On average, employees have been with the company for 14 years and the technical talent team for about 25 years. Nancy Blanchard, 80, just retired after working for 42 years as a press operator and later a quality inspector. She recalled how a former employee, who'd left after she got married, would come by to visit carrying gifts for "little Lisa" — dresses that she'd crocheted for founder Marcel Goepfert's youngest daughter. "I always did feel like it was a family. I call them my work family," Blanchard said.
Different generations of employees work side by side. Thu Tran, a Vietnamese immigrant, has been with the company for 18 years. "The company helped me to get jobs for my sons, my aunt, my brother and my wife," he said. "It's a happy place to work with my family members who do not speak English well."
The acquisition of three Massachusetts-based companies in the past five years helped Willington Nameplate expand in new directions, including the defense, automotive and industrial sectors. The companies had a combined revenue of $3 million before they were acquired.

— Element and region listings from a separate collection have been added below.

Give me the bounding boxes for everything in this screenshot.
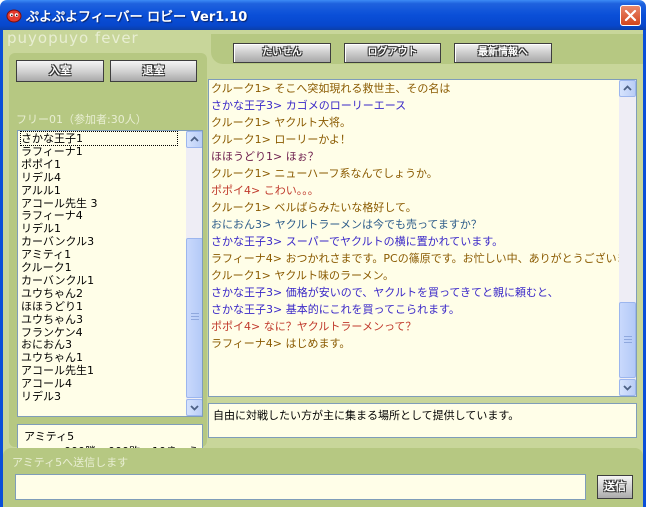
user-list-item[interactable]: さかな王子1 <box>20 131 178 146</box>
user-list-item[interactable]: ラフィーナ4 <box>21 209 83 222</box>
send-button[interactable]: 送信 <box>597 475 633 499</box>
close-button[interactable] <box>620 5 641 26</box>
close-icon <box>624 9 637 22</box>
scroll-thumb[interactable] <box>186 238 202 398</box>
user-list-scrollbar[interactable] <box>186 131 202 416</box>
chat-message: クルーク1> ベルばらみたいな格好して。 <box>211 201 417 214</box>
chat-message: ほほうどり1> ほぉ？ <box>211 150 319 163</box>
scroll-grip <box>191 316 199 317</box>
chat-message: クルーク1> そこへ突如現れる救世主、その名は <box>211 82 451 95</box>
chevron-down-icon <box>190 405 199 411</box>
chat-message: さかな王子3> 価格が安いので、ヤクルトを買ってきてと親に頼むと、 <box>211 286 559 299</box>
user-list-item[interactable]: カーバンクル3 <box>21 235 94 248</box>
chat-message: クルーク1> ヤクルト大将。 <box>211 116 352 129</box>
chat-message: ラフィーナ4> おつかれさまです。PCの篠原です。お忙しい中、ありがとうございま… <box>211 252 637 265</box>
send-bar: アミティ5へ送信します 送信 <box>3 448 643 507</box>
user-list-item[interactable]: アコール先生1 <box>21 364 94 377</box>
scroll-grip <box>624 342 632 343</box>
user-list-item[interactable]: リデル4 <box>21 171 61 184</box>
user-list-item[interactable]: ユウちゃん3 <box>21 313 83 326</box>
chevron-up-icon <box>623 85 632 91</box>
scroll-thumb[interactable] <box>619 302 636 378</box>
user-list-item[interactable]: ラフィーナ1 <box>21 145 83 158</box>
chat-message: クルーク1> ニューハーフ系なんでしょうか。 <box>211 167 438 180</box>
taisen-button[interactable]: たいせん <box>233 43 331 63</box>
latest-news-button[interactable]: 最新情報へ <box>454 43 552 63</box>
user-list-item[interactable]: おにおん3 <box>21 338 72 351</box>
user-list-item[interactable]: カーバンクル1 <box>21 274 94 287</box>
chat-message: さかな王子3> 基本的にこれを買ってこられます。 <box>211 303 460 316</box>
chat-message: ポポイ4> なに？ヤクルトラーメンって？ <box>211 320 417 333</box>
user-list-item[interactable]: クルーク1 <box>21 261 72 274</box>
game-logo: puyopuyo fever <box>7 29 139 47</box>
scroll-down-button[interactable] <box>619 379 636 396</box>
user-list-item[interactable]: リデル3 <box>21 390 61 403</box>
chat-message: ポポイ4> こわい。。。 <box>211 184 319 197</box>
user-list-item[interactable]: アコール先生 3 <box>21 197 98 210</box>
window-title: ぷよぷよフィーバー ロビー Ver1.10 <box>26 10 248 25</box>
user-list-item[interactable]: アミティ1 <box>21 248 71 261</box>
chat-message: さかな王子3> スーパーでヤクルトの横に置かれています。 <box>211 235 504 248</box>
send-target-label: アミティ5へ送信します <box>12 456 129 469</box>
chat-scrollbar[interactable] <box>619 80 636 396</box>
user-list-item[interactable]: ほほうどり1 <box>21 300 83 313</box>
scroll-up-button[interactable] <box>619 80 636 97</box>
scroll-down-button[interactable] <box>186 399 202 416</box>
message-input[interactable] <box>15 474 586 500</box>
left-panel: 入室 退室 フリー01（参加者:30人） さかな王子1 ラフィーナ1 ポポイ1 リデル… <box>9 53 207 464</box>
chat-message: クルーク1> ヤクルト味のラーメン。 <box>211 269 394 282</box>
enter-room-button[interactable]: 入室 <box>16 60 104 82</box>
scroll-grip <box>624 336 632 337</box>
exit-room-button[interactable]: 退室 <box>110 60 197 82</box>
room-description-text: 自由に対戦したい方が主に集まる場所として提供しています。 <box>213 409 520 422</box>
room-description: 自由に対戦したい方が主に集まる場所として提供しています。 <box>208 403 637 438</box>
user-list-item[interactable]: アコール4 <box>21 377 72 390</box>
chat-message: おにおん3> ヤクルトラーメンは今でも売ってますか？ <box>211 218 482 231</box>
user-list-item[interactable]: ユウちゃん2 <box>21 287 83 300</box>
user-list-item[interactable]: フランケン4 <box>21 326 83 339</box>
chevron-down-icon <box>623 385 632 391</box>
scroll-grip <box>191 319 199 320</box>
scroll-grip <box>191 313 199 314</box>
room-label: フリー01（参加者:30人） <box>16 113 147 126</box>
chevron-up-icon <box>190 136 199 142</box>
top-button-bar: たいせん ログアウト 最新情報へ <box>211 34 643 64</box>
user-list-item[interactable]: ポポイ1 <box>21 158 61 171</box>
user-list-item[interactable]: リデル1 <box>21 222 61 235</box>
title-bar[interactable]: ぷよぷよフィーバー ロビー Ver1.10 <box>0 0 646 30</box>
lobby-client-area: puyopuyo fever たいせん ログアウト 最新情報へ 入室 退室 フリ… <box>3 29 643 507</box>
puyo-app-icon <box>6 9 22 23</box>
user-list-item[interactable]: ユウちゃん1 <box>21 351 83 364</box>
chat-log[interactable]: クルーク1> そこへ突如現れる救世主、その名は さかな王子3> カゴメのローリーエ… <box>208 79 637 397</box>
chat-message: さかな王子3> カゴメのローリーエース <box>211 99 407 112</box>
user-list[interactable]: さかな王子1 ラフィーナ1 ポポイ1 リデル4 アルル1 アコール先生 3 ラフィーナ4 リデ… <box>17 130 203 417</box>
chat-message: クルーク1> ローリーかよ！ <box>211 133 351 146</box>
chat-message: ラフィーナ4> はじめます。 <box>211 337 351 350</box>
logout-button[interactable]: ログアウト <box>344 43 441 63</box>
scroll-up-button[interactable] <box>186 131 202 148</box>
user-list-item[interactable]: アルル1 <box>21 184 61 197</box>
scroll-grip <box>624 339 632 340</box>
user-info-name: アミティ5 <box>24 430 75 443</box>
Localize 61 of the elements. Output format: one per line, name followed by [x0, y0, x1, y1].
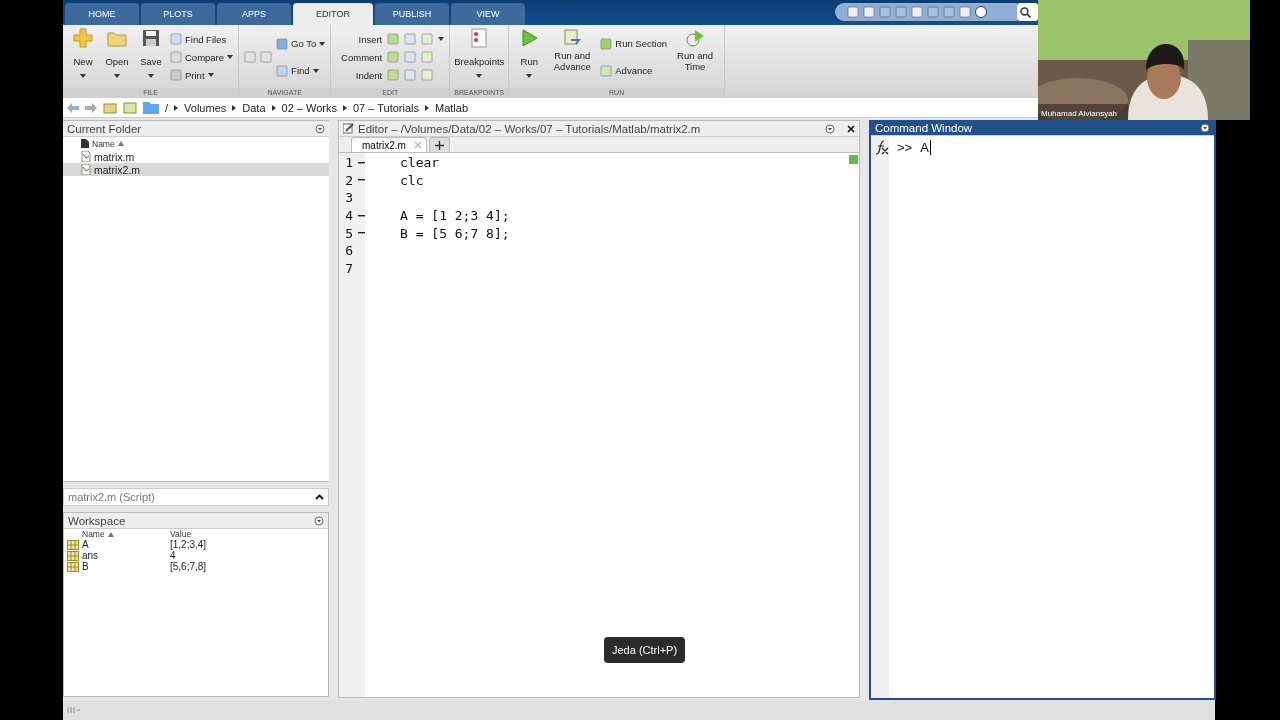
ribbon-button[interactable]: Insert — [336, 33, 383, 45]
line-number: 7 — [344, 260, 353, 276]
code-line: clc — [400, 172, 424, 188]
tooltip: Jeda (Ctrl+P) — [604, 637, 686, 663]
path-segment[interactable]: Matlab — [435, 101, 469, 114]
line-number: 4 — [344, 208, 353, 224]
code-line: clear — [400, 155, 440, 171]
column-header[interactable]: Name — [92, 138, 115, 149]
code-line: A = [1 2;3 4]; — [400, 208, 510, 224]
ribbon-button[interactable]: Run and Time — [671, 28, 720, 88]
ribbon-button[interactable]: Print — [170, 69, 234, 81]
command-input[interactable]: A — [920, 140, 931, 155]
ribbon-tab[interactable]: APPS — [217, 3, 291, 25]
ribbon-button[interactable]: Comment — [336, 51, 383, 63]
variable-value: [5,6;7,8] — [170, 561, 208, 572]
panel-title: Command Window — [871, 120, 1214, 136]
ribbon-tab[interactable]: PLOTS — [141, 3, 215, 25]
variable-value: [1,2;3,4] — [170, 539, 208, 550]
line-number: 3 — [344, 190, 353, 206]
ribbon-tab[interactable]: VIEW — [451, 3, 525, 25]
ribbon-button[interactable]: Open — [102, 28, 132, 88]
code-line: B = [5 6;7 8]; — [400, 225, 510, 241]
file-row[interactable]: matrix2.m — [63, 163, 329, 176]
ribbon-button[interactable]: Breakpoints — [455, 28, 504, 88]
ribbon-button[interactable]: Find Files — [170, 33, 234, 45]
ribbon-button[interactable]: Find — [276, 64, 326, 77]
column-header[interactable]: Value — [170, 529, 270, 539]
line-number: 5 — [344, 225, 353, 241]
file-row[interactable]: matrix.m — [63, 150, 329, 163]
ribbon-button[interactable]: Advance — [600, 64, 668, 77]
path-segment[interactable]: Data — [242, 101, 266, 114]
variable-name: B — [82, 561, 90, 572]
ribbon-button[interactable]: Run — [514, 28, 545, 88]
panel-title: Current Folder — [63, 121, 329, 137]
ribbon-button[interactable]: New — [68, 28, 98, 88]
file-details: matrix2.m (Script) — [68, 491, 155, 503]
line-number: 2 — [344, 172, 353, 188]
panel-title: Workspace — [64, 513, 328, 529]
path-segment[interactable]: Volumes — [184, 101, 227, 114]
variable-name: A — [82, 539, 90, 550]
participant-name: Muhamad Alviansyah — [1041, 109, 1118, 118]
ribbon-button[interactable]: Run Section — [600, 37, 668, 50]
ribbon-button[interactable]: Save — [136, 28, 166, 88]
path-segment[interactable]: 02 – Works — [281, 101, 337, 114]
ribbon-button[interactable]: Indent — [336, 69, 383, 81]
path-segment[interactable]: 07 – Tutorials — [352, 101, 419, 114]
ribbon-tab[interactable]: HOME — [65, 3, 139, 25]
ribbon-button[interactable]: Compare — [170, 51, 234, 63]
ribbon-button[interactable]: Go To — [276, 37, 326, 50]
editor-title: Editor – /Volumes/Data/02 – Works/07 – Tutorials/Matlab/matrix2.m — [358, 122, 701, 135]
variable-value: 4 — [170, 550, 176, 561]
line-number: 1 — [344, 155, 353, 171]
ribbon-tab[interactable]: PUBLISH — [375, 3, 449, 25]
ribbon-tab[interactable]: EDITOR — [293, 3, 373, 25]
file-tab[interactable]: matrix2.m — [351, 137, 427, 152]
ribbon-button[interactable]: Run and Advance — [548, 28, 597, 88]
variable-name: ans — [82, 550, 100, 561]
path-segment[interactable]: / — [165, 101, 169, 114]
command-prompt: >> — [897, 140, 913, 157]
column-header[interactable]: Name — [82, 529, 105, 539]
line-number: 6 — [344, 243, 353, 259]
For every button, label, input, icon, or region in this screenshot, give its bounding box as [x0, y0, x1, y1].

The acquisitions also added to Willington Nameplate's quality systems and certifications, which is a competitive advantage, especially in aerospace. The next acquisition, Goepfert said, will be in the West. "We have a lot of competition that's not as good as us. Family-run businesses that don't have succession plans," he said. "We're looking at acquiring some of them."
Although the company is diversified across four sectors, the bulk of its sales, 60 percent, is from the industrial business. Customers include General Electric, Carrier, Honeywell, ABB and Siemens. Nearly half of the revenue comes from New England, the rest nationally, with a small portion from Mexico. Unlike several of its big-name competitors, including U.S. Nameplate, Willington Nameplate has no plans to compete in the export market. It's also not planning to expand its portfolio to include "Quick Response" bar codes, which competitor Roemer Industries and many others offer.
Willington Nameplate's "cost of goods sold,'' the direct cost of making its product, is between 60 and 80 percent, Greene said. That leaves room for a comfortable margin. Greene declined to specify a number.
That's a long way from the early days when Marcel, out of money, sent his friend, an expert salesman he'd hired, to convince a customer to part with cash upfront so they could buy the metal to make nameplates. Goepfert said Peter Paul Electronics of New Britain not only gave the money, it has stuck with Willington Nameplate ever since.